You have to read the best rag of each side.
In my case, I will only read it if they have an impeccable record on facts.
I don’t care whether they take a capitalist stance or a social democratic stance.
My go to rags are the U.K. Guardian, Observer and the Economist.
I would love to read a far right and a far left version - unfortunately neither of those two sides can present their case without blatantly lying.
Internationally, Washington Post and NYT OPINION pieces are worth a read. But their general reporting is full of blatant lying.
Quality of Bangladeshi rags is extremely poor. From presentation, research to insight - collectively poor.
India used to be good but not any more. Except the few southern rags.
LOL.
@Banana Republic
Read this quickly, as I will delete it in two hours' time.
It is difficult to react to that other than with a bitter laugh.
The Statesman was sold by the syndicate that owned and ran it to Palkhiwala's nephew, Cushrow Irani, author of "Bengal: The Communist Challenge", that contained a poem with the unforgettable lines, "Who will halt the clattering train". Cushrow won an international reputation for his defence of democracy; within The Statesman, he destroyed whatever journalism there was, and there was a lot.
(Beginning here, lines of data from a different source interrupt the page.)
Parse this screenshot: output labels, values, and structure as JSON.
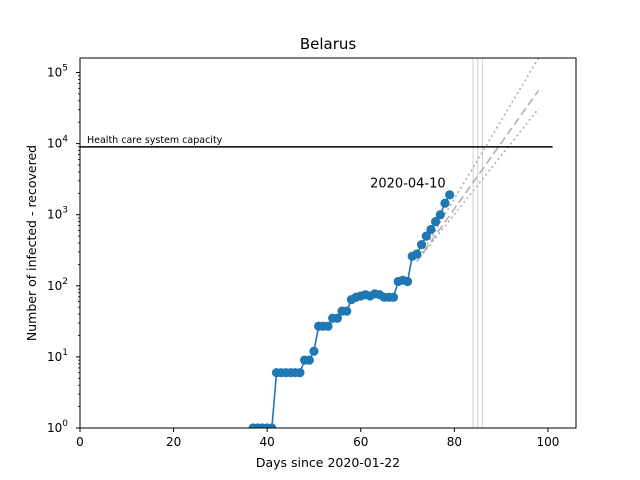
{
  "chart_data": {
    "type": "line",
    "title": "Belarus",
    "xlabel": "Days since 2020-01-22",
    "ylabel": "Number of infected - recovered",
    "xlim": [
      0,
      106
    ],
    "ylim": [
      1,
      160000
    ],
    "yscale": "log",
    "grid": false,
    "x_ticks": [
      0,
      20,
      40,
      60,
      80,
      100
    ],
    "x_tick_labels": [
      "0",
      "20",
      "40",
      "60",
      "80",
      "100"
    ],
    "y_ticks": [
      1,
      10,
      100,
      1000,
      10000,
      100000
    ],
    "y_tick_labels": [
      {
        "base": "10",
        "exp": "0"
      },
      {
        "base": "10",
        "exp": "1"
      },
      {
        "base": "10",
        "exp": "2"
      },
      {
        "base": "10",
        "exp": "3"
      },
      {
        "base": "10",
        "exp": "4"
      },
      {
        "base": "10",
        "exp": "5"
      }
    ],
    "series": [
      {
        "color": "#1f77b4",
        "marker": "circle",
        "x": [
          37,
          38,
          39,
          40,
          41,
          42,
          43,
          44,
          45,
          46,
          47,
          48,
          49,
          50,
          51,
          52,
          53,
          54,
          55,
          56,
          57,
          58,
          59,
          60,
          61,
          62,
          63,
          64,
          65,
          66,
          67,
          68,
          69,
          70,
          71,
          72,
          73,
          74,
          75,
          76,
          77,
          78,
          79
        ],
        "y": [
          1,
          1,
          1,
          1,
          1,
          6,
          6,
          6,
          6,
          6,
          6,
          9,
          9,
          12,
          27,
          27,
          27,
          35,
          35,
          44,
          44,
          64,
          69,
          72,
          75,
          72,
          77,
          75,
          69,
          69,
          69,
          115,
          120,
          115,
          260,
          280,
          380,
          500,
          620,
          800,
          1000,
          1450,
          1900
        ]
      }
    ],
    "projections": [
      {
        "style": "dotted",
        "color": "#b0b0b0",
        "x": [
          72,
          98
        ],
        "y": [
          220,
          160000
        ]
      },
      {
        "style": "dashed",
        "color": "#b0b0b0",
        "x": [
          72,
          98
        ],
        "y": [
          220,
          56000
        ]
      },
      {
        "style": "dotted",
        "color": "#b0b0b0",
        "x": [
          72,
          98
        ],
        "y": [
          220,
          31000
        ]
      }
    ],
    "vertical_markers": {
      "color": "#d0d0d0",
      "x": [
        84,
        85,
        86
      ]
    },
    "capacity_line": {
      "y": 9000,
      "x": [
        0,
        101
      ],
      "color": "#000000",
      "label": "Health care system capacity"
    },
    "annotations": [
      {
        "text": "2020-04-10",
        "x": 62,
        "y": 2400
      }
    ]
  }
}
The paper exists like a pale, post-chemotherapy shadow of its former self.
No point in discussing at length the remaining Calcutta papers. We had the Amrita Bazar Patrika, printed in English, sarcastically claimed by the brown sahib as the best vade mecum to learning Bengali that existed; the Jugantar, that disappeared without trace; the Ananda Bajar Patrika, that earned the revenues to support the family's attempts to raise their profile through first, the Hindustan Standard, then The Telegraph, where a well-known Indian journalist frolicked with his helpless female internes, until everything-Da Rudrangshu ran it for a few days until called to higher office to snivel when the autocrats wanted Sabyasachi Das hounded out.
In Delhi, K. K. Birla, one of G. D.'s sons, ran the Hindustan Times. It remains independent run by a lady of his family, but is watery and vacillating due to the bullying of the government.
The Times of India was an institution to rival, even exceed The Statesman, but the present generation of owners are pimps who will do anything to retain their Sodomic life-style.
There are two others, The Pioneer of Lucknow, owned by the Thapars, and yielded, shall we say, to the Trotskyite campaign manager of Shashi Tharoor at their college elections who saw the true light and became a BJP pillar and the familiar of Advani, before shifting to The Pioneer, where Lalit Thapar saw that God had anointed an Editor through the hands of Lal Krishna, and surrendered the paper to Master Mitra. After acquiring the paper, his ethnicity re-asserted itself, he saw yet another true light and joined the Trinamool Congress. He, Swapan DasGupta and Paranjoy Guha Thakurta were the same batch (ISC 71) and were known to the awed population as 5-6-7, from the points that each got in his ISC; Chandan got his DPhil for a good thesis on the Indian Independence Movement, Swapan is an increasingly hag-ridden mouthpiece for the BJP, and Paranjoy was edged out of the EPW for daring to write against Adani, and now wages guerrilla war against a bemused Adani.
There is an astonishingly good paper printed from Chandigarh, that is not easy to get. I used to read it more than fifteen years ago, and do not know its present condition.